La esfera del reloj se abombaba. Una mezcolanza de aromas lo
envolvía en el brumoso paraje de los sueños mientras sonaban los acordes del
“Benedictus”, de la “Misa in angustiis” de Haydn en los auriculares que su
padre llevaba en las orejas.
- ¿Te vas a morir ya?- le preguntó Augusto con una mezcla
de terror y alegría.
- Cuando yo me muera, me moriré para toda la vida- le dijo
su padre, acariciándole de nuevo la cabeza y borrándose de su sueño.
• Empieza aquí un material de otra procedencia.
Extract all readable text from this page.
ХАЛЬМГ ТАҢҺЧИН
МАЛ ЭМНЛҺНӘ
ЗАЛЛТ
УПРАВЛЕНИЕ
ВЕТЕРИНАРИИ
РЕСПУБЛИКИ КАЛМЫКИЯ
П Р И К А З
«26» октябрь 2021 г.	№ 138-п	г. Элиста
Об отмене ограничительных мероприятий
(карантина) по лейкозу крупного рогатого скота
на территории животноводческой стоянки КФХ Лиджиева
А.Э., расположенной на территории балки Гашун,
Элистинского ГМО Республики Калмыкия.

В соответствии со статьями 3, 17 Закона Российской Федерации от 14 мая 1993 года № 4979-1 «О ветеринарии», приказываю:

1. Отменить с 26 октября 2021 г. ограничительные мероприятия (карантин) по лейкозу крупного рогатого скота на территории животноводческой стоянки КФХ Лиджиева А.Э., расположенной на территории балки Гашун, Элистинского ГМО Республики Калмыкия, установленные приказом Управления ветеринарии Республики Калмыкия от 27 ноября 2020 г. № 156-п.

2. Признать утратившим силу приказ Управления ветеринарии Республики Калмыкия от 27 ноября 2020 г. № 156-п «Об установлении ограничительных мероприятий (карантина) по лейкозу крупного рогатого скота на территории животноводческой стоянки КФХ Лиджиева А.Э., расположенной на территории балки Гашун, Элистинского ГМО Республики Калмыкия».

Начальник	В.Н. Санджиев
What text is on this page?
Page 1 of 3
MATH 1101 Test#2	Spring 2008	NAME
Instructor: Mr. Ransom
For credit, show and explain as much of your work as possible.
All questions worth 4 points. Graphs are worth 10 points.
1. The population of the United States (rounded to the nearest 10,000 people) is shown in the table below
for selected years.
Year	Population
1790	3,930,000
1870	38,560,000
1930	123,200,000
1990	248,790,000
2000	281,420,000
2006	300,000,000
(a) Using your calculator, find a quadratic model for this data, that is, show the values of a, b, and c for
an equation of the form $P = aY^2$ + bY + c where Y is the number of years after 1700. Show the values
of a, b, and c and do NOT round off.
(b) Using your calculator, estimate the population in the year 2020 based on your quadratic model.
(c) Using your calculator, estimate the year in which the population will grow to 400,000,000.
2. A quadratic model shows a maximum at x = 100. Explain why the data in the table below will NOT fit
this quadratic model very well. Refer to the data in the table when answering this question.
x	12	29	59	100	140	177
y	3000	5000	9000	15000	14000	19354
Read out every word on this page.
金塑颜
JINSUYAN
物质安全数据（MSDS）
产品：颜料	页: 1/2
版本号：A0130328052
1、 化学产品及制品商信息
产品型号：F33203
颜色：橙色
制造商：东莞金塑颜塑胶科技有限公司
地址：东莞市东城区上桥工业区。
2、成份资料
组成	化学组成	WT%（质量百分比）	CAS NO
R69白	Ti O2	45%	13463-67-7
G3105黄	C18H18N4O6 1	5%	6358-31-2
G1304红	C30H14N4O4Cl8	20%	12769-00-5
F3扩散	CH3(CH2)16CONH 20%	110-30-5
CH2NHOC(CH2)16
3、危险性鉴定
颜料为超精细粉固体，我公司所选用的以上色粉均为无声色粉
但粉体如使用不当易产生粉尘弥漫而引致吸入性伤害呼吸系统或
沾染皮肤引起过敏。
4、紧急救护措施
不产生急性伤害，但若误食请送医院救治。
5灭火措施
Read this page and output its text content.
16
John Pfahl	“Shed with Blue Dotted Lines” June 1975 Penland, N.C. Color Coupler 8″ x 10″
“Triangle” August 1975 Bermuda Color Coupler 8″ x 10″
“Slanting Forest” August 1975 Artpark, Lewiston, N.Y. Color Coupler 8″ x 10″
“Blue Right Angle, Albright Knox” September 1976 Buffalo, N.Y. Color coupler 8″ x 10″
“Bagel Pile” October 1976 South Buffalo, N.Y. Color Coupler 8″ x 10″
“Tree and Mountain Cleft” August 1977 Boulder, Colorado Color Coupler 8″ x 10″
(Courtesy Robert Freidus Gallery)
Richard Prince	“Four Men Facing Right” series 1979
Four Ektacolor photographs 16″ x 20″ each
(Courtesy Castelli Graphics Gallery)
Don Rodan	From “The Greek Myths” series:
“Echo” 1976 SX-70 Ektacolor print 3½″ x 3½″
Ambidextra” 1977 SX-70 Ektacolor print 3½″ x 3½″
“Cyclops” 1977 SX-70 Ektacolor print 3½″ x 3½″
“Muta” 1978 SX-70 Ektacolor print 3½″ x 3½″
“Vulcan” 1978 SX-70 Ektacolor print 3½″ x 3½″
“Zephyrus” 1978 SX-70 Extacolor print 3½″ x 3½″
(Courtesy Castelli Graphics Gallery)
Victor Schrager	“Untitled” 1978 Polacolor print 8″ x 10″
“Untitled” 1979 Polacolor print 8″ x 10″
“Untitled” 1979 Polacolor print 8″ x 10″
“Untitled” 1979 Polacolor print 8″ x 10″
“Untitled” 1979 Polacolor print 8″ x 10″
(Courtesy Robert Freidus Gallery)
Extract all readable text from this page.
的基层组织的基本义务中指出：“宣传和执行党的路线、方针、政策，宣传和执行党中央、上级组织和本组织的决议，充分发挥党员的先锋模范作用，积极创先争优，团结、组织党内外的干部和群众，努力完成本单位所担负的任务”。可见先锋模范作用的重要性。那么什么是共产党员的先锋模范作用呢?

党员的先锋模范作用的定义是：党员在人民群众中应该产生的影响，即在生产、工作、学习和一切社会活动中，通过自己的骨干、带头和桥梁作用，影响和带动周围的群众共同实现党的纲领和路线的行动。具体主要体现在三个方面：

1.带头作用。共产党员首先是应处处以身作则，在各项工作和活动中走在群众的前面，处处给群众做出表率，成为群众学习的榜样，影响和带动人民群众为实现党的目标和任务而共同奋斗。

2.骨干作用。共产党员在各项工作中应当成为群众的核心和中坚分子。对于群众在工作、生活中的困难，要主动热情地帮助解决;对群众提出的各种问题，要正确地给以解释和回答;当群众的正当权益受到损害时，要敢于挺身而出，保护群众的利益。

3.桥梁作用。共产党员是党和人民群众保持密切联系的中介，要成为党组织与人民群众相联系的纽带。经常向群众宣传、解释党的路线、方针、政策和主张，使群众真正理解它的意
Así fue como despertó. Despidiéndose poco a poco de aquellos
deliciosos monstruos que escenificaban su tragedia y sus cuitas como púgiles en
un cuadrilátero que se desmantela poco a poco, dejando un rastro seco y espeso en
la lengua, mientras los primeros rayos del sol invaden la habitación y se funden
en los párpados pesados.
De ese sueño, como de la mayoría de los sueños quedaba muy
poco, pues una buena parte había sido rastrillada eficazmente hacia el oscuro
rincón del olvido. Y ahora sólo le quedaba, fresca e inestable como un flan de
gelatina, la imagen de aquel niño que esperaba con paciencia la claudicación,
el descuido o la muerte del padre para robarle su hermoso reloj de pulsera, y
detalles en apariencia banales pero cargados de significado, como los zapatos
lustrosos, que brillaban con el fulgor repentino de los petardos de la víspera
de San Juan, y el olor del prostíbulo en su ropa, y ese gesto familiar y tantas
veces repetido de rascarse el dorso de las manos.